Overseeing 10 of the office’s investigators, Markle’s primary duties are to assist the county sheriff’s department, and Madera and Chowchilla police in hunting down details for each case handed over to prosecutors, so they can ensure justice and safety for the public in court.
“This is a position I’ve worked my career towards,” Markle said. “I look forward to coming back and serving Madera County, its citizens, its communities, and helping the voice of victims be heard.”
District Attorney David Linn said Markle was an excellent candidate, and he was excited to see a talented member of law enforcement join his staff.
“He has an outstanding background,” Linn said. “He has expertise in areas I’m very concerned about, such as elder abuse ... which I believe is a serious issue facing every community in Madera County, particularly in the mountains … He’s going to do a lot for the people of Madera County.”
Markle, born and raised in the Madera County mountain area, began his career as a correctional officer for the local department of corrections in 1988. He joined the Madera Police Department as a reserve officer one year later.

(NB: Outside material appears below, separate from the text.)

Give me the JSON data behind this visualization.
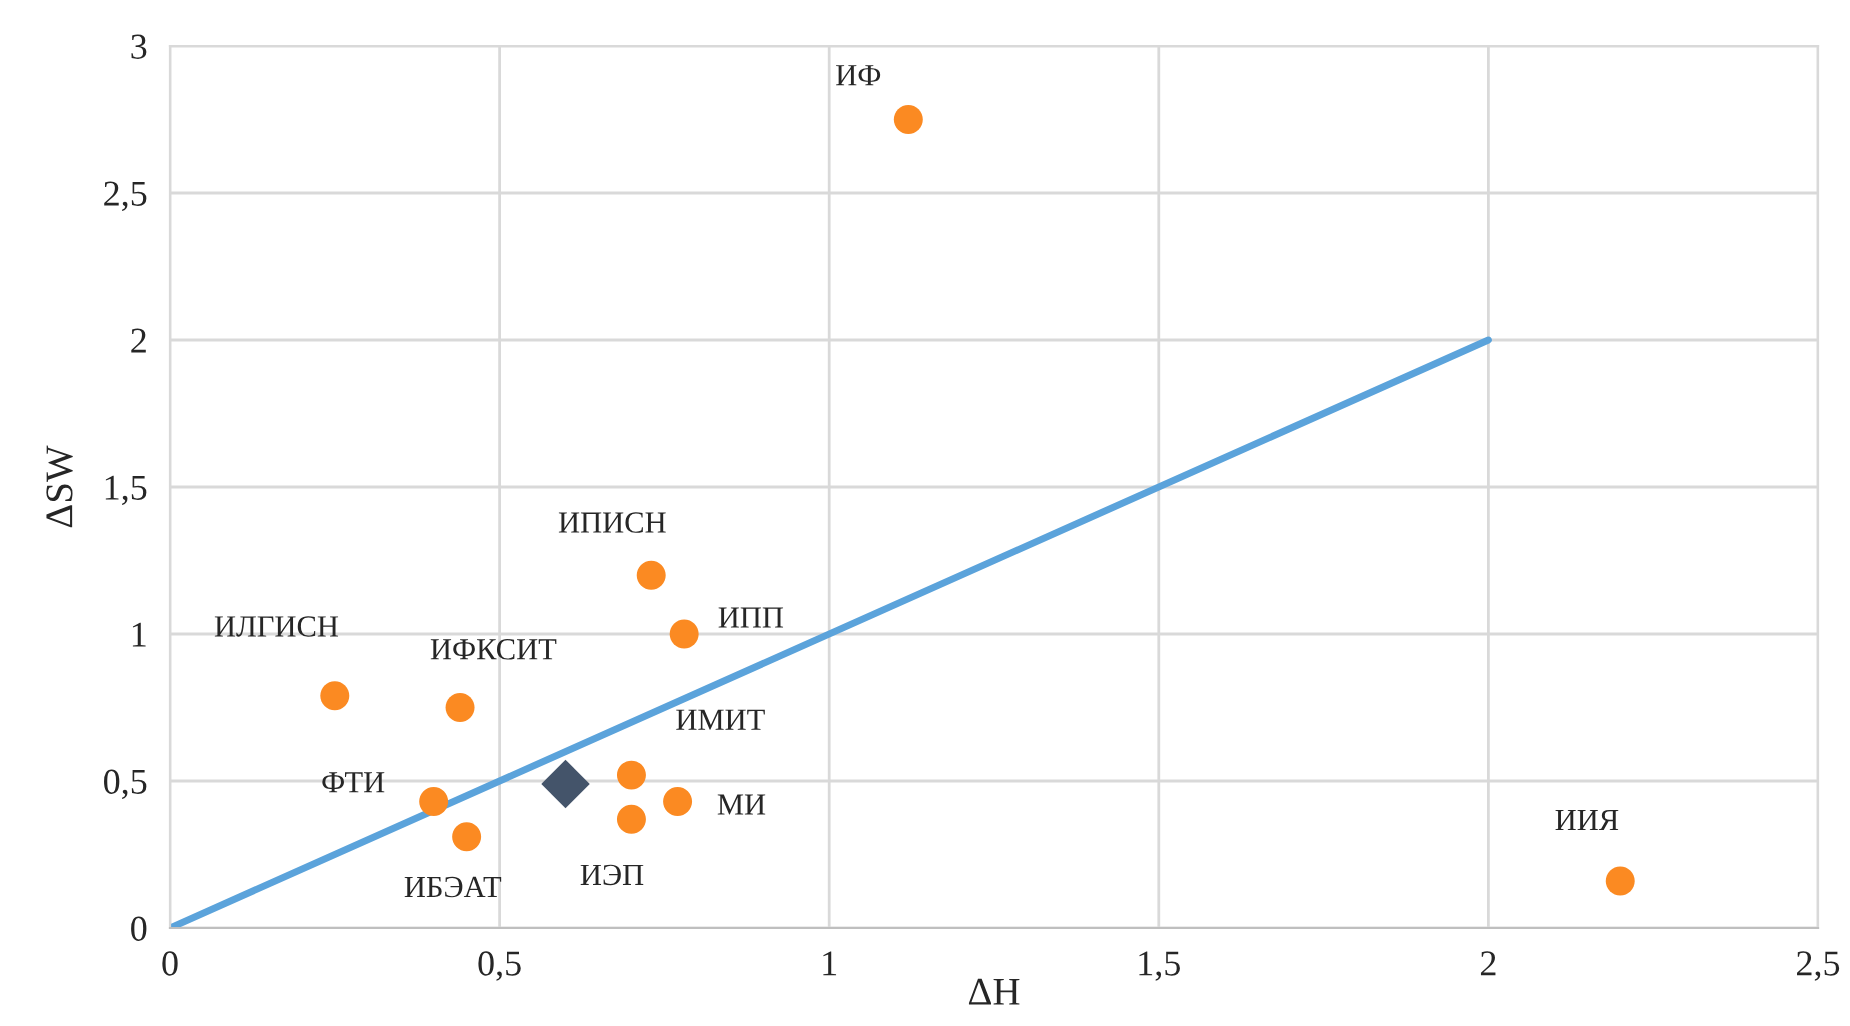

On Oct. 11, 1992, that reserve officer job led to danger when Markle was shot by two men robbing a Madera bar.
“If I wasn’t wearing my (bulletproof) vest, I may have been done for,” Markle said.
One of the gunmen was imprisoned for life while the other was killed by officers during the incident. For his service amid the robbery, Markle earned a law-enforcement version of the Military Order of the Purple Heart, before he joined the Madera police as a full officer in 1995.

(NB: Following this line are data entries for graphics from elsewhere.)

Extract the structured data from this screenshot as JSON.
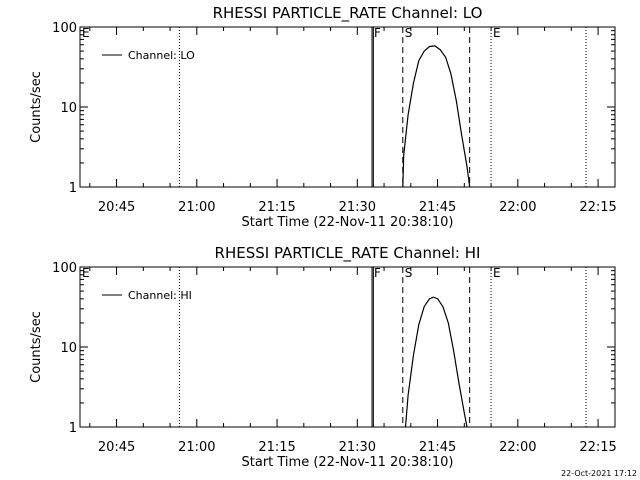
{
  "timestamp": "22-Oct-2021 17:12",
  "chart_data": [
    {
      "type": "line",
      "title": "RHESSI PARTICLE_RATE Channel: LO",
      "xlabel": "Start Time (22-Nov-11 20:38:10)",
      "ylabel": "Counts/sec",
      "x_scale": "time",
      "y_scale": "log",
      "xlim": [
        "20:38:10",
        "22:18:10"
      ],
      "ylim": [
        1,
        100
      ],
      "x_ticks": [
        "20:45",
        "21:00",
        "21:15",
        "21:30",
        "21:45",
        "22:00",
        "22:15"
      ],
      "y_ticks": [
        "1",
        "10",
        "100"
      ],
      "legend": {
        "position": "top-left",
        "label": "Channel: LO"
      },
      "series": [
        {
          "name": "Channel: LO",
          "points": [
            [
              "21:38:30",
              1.0
            ],
            [
              "21:38:40",
              2.5
            ],
            [
              "21:39:30",
              8
            ],
            [
              "21:40:30",
              20
            ],
            [
              "21:41:30",
              38
            ],
            [
              "21:42:30",
              50
            ],
            [
              "21:43:30",
              57
            ],
            [
              "21:44:30",
              58
            ],
            [
              "21:45:30",
              52
            ],
            [
              "21:46:30",
              42
            ],
            [
              "21:47:30",
              26
            ],
            [
              "21:48:30",
              12
            ],
            [
              "21:49:30",
              4.5
            ],
            [
              "21:50:30",
              1.8
            ],
            [
              "21:51:00",
              1.0
            ]
          ]
        }
      ],
      "vlines": [
        {
          "x": "20:56:45",
          "style": "dotted",
          "label": ""
        },
        {
          "x": "21:32:45",
          "style": "solid",
          "label": "F"
        },
        {
          "x": "21:33:00",
          "style": "solid",
          "label": ""
        },
        {
          "x": "21:38:30",
          "style": "dashed",
          "label": "S"
        },
        {
          "x": "21:51:00",
          "style": "dashed",
          "label": ""
        },
        {
          "x": "21:55:00",
          "style": "dotted",
          "label": "E"
        },
        {
          "x": "22:12:45",
          "style": "dotted",
          "label": ""
        }
      ],
      "corner_mark": "E"
    },
    {
      "type": "line",
      "title": "RHESSI PARTICLE_RATE Channel: HI",
      "xlabel": "Start Time (22-Nov-11 20:38:10)",
      "ylabel": "Counts/sec",
      "x_scale": "time",
      "y_scale": "log",
      "xlim": [
        "20:38:10",
        "22:18:10"
      ],
      "ylim": [
        1,
        100
      ],
      "x_ticks": [
        "20:45",
        "21:00",
        "21:15",
        "21:30",
        "21:45",
        "22:00",
        "22:15"
      ],
      "y_ticks": [
        "1",
        "10",
        "100"
      ],
      "legend": {
        "position": "top-left",
        "label": "Channel: HI"
      },
      "series": [
        {
          "name": "Channel: HI",
          "points": [
            [
              "21:39:00",
              1.0
            ],
            [
              "21:39:30",
              2.5
            ],
            [
              "21:40:30",
              8
            ],
            [
              "21:41:30",
              19
            ],
            [
              "21:42:30",
              32
            ],
            [
              "21:43:30",
              40
            ],
            [
              "21:44:15",
              42
            ],
            [
              "21:45:00",
              40
            ],
            [
              "21:46:00",
              32
            ],
            [
              "21:47:00",
              20
            ],
            [
              "21:48:00",
              9
            ],
            [
              "21:49:00",
              3.5
            ],
            [
              "21:50:00",
              1.5
            ],
            [
              "21:50:30",
              1.0
            ]
          ]
        }
      ],
      "vlines": [
        {
          "x": "20:56:45",
          "style": "dotted",
          "label": ""
        },
        {
          "x": "21:32:45",
          "style": "solid",
          "label": "F"
        },
        {
          "x": "21:33:00",
          "style": "solid",
          "label": ""
        },
        {
          "x": "21:38:30",
          "style": "dashed",
          "label": "S"
        },
        {
          "x": "21:51:00",
          "style": "dashed",
          "label": ""
        },
        {
          "x": "21:55:00",
          "style": "dotted",
          "label": "E"
        },
        {
          "x": "22:12:45",
          "style": "dotted",
          "label": ""
        }
      ],
      "corner_mark": "E"
    }
  ]
}
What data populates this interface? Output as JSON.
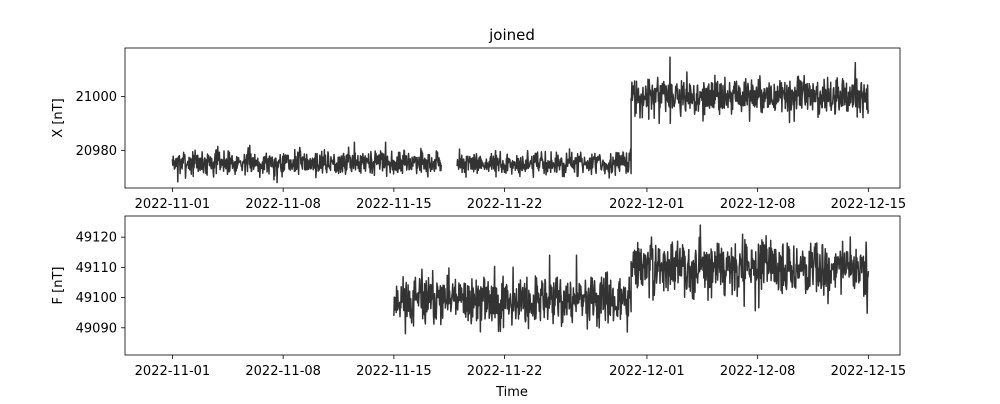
{
  "figure": {
    "title": "joined",
    "xlabel": "Time",
    "line_color": "#333333"
  },
  "chart_data": [
    {
      "type": "line",
      "ylabel": "X [nT]",
      "xlim": [
        "2022-10-29",
        "2022-12-17"
      ],
      "ylim": [
        20966,
        21018
      ],
      "yticks": [
        20980,
        21000
      ],
      "xticks": [
        "2022-11-01",
        "2022-11-08",
        "2022-11-15",
        "2022-11-22",
        "2022-12-01",
        "2022-12-08",
        "2022-12-15"
      ],
      "grid": false,
      "noise_seed": 7,
      "series": [
        {
          "segments": [
            {
              "start": "2022-11-01",
              "end": "2022-11-18",
              "mean": 20975.5,
              "spread": 2.2,
              "min": 20968,
              "max": 20983
            },
            {
              "start": "2022-11-19",
              "end": "2022-11-30",
              "mean": 20975,
              "spread": 2.2,
              "min": 20968,
              "max": 20982
            },
            {
              "start": "2022-11-30",
              "end": "2022-12-15",
              "mean": 21000,
              "spread": 3.3,
              "min": 20990,
              "max": 21015
            }
          ]
        }
      ]
    },
    {
      "type": "line",
      "ylabel": "F [nT]",
      "xlim": [
        "2022-10-29",
        "2022-12-17"
      ],
      "ylim": [
        49081,
        49127
      ],
      "yticks": [
        49090,
        49100,
        49110,
        49120
      ],
      "xticks": [
        "2022-11-01",
        "2022-11-08",
        "2022-11-15",
        "2022-11-22",
        "2022-12-01",
        "2022-12-08",
        "2022-12-15"
      ],
      "grid": false,
      "noise_seed": 11,
      "series": [
        {
          "segments": [
            {
              "start": "2022-11-15",
              "end": "2022-11-30",
              "mean": 49099,
              "spread": 4,
              "min": 49083,
              "max": 49114
            },
            {
              "start": "2022-11-30",
              "end": "2022-12-15",
              "mean": 49110,
              "spread": 4,
              "min": 49093,
              "max": 49124
            }
          ]
        }
      ]
    }
  ]
}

While there, Markle gained the ranks of corporal and sergeant before he left for an officer’s job with the Fresno Police Department in 2004. About a year later, Markle then became a special agent with the California Department of Justice, where he specialized in elder abuse, major crimes, and additional duties such as a defensive tactics and firearms instructor.
In late 2011, Markle moved to the Chowchilla Police Department as a sergeant, while also instructing students in criminal justice and business at a Clovis Institute of Technology office. Three years later, in February last year, he rejoined the DOJ, this time in Burbank, as a medical fraud and elder abuse investigator before he applied for the chief investigator position.
He joins the district attorney’s office with 14 years served in the Navy reserves, five awards for saving lives in duty, and numerous other awards along with involvement in local service clubs such as the Madera Elk’s Lodge, American Legion Post 11, and as a board member for the Madera Community Hospital.